Mohon tunggu...
Syafriansyah Viola
Syafriansyah Viola Mohon Tunggu... Pegawai Negeri Sipil -

suka baca fiksi dan sekali-sekali....menulis!

Selanjutnya

Tutup

Gaya Hidup

Menulislah ‘Riang Gembira Penuh Canda dan Suka-suka nan Bahagia’!

16 Juli 2015   23:23 Diperbarui: 16 Juli 2015   23:23 714
+
Laporkan Konten
Laporkan Akun
Kompasiana adalah platform blog. Konten ini menjadi tanggung jawab bloger dan tidak mewakili pandangan redaksi Kompas.

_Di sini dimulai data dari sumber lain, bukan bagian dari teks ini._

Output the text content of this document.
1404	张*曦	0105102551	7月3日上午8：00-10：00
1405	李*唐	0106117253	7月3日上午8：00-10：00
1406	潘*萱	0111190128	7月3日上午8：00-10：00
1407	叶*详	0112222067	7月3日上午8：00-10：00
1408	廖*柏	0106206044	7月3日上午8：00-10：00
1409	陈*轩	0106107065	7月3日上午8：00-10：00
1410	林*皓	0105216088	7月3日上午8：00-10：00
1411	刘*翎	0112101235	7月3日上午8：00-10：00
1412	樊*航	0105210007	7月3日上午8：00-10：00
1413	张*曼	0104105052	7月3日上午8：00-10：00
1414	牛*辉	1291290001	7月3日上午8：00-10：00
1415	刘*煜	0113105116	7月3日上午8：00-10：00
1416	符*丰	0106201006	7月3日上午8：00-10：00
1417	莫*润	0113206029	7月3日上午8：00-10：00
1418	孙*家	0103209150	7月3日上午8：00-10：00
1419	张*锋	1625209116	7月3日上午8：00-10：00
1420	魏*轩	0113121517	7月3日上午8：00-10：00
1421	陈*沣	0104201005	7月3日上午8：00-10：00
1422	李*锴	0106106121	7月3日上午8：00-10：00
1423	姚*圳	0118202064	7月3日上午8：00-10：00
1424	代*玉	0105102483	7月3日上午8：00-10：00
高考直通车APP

Sekarang, saya sedang gandrung-gandrungnya mengupas seri menulis tentang menulis. Entah kenapa. Saya tak tau sebabnya, bisa jadi mood saya menggiring ke sana. Abaikan saja. Pada tulisan sebelumnya saya sudah mengupas dari sudut pandang penulis, kali ini saya coba mengupas nada emosi tulisan. Tulisan ini adalah seri lanjutan dari rangkaian tulisan sebelumnya, silahkan baca disini dan disini.

Tulisan ini sengaja saya potong menjadi dua kotak. Kotak pertama berisi, ‘Dengarkan Kegelisahan Hati dan Menulislah’. Kotak yang lain, berisi, menulislah “Riang Gembira Penuh Canda dan Suka-suka nan Bahagia”. Menulis itu sejatinya memiliki dua sisi emosi, menulis di atas kegelisahan atau menulis di atas kegembiraan. Baiklah. Saya serahkan kepada pembaca mau menilai dan memilih yang mana.

1/ Dengarkan kegelisahan hati, dan menulislah!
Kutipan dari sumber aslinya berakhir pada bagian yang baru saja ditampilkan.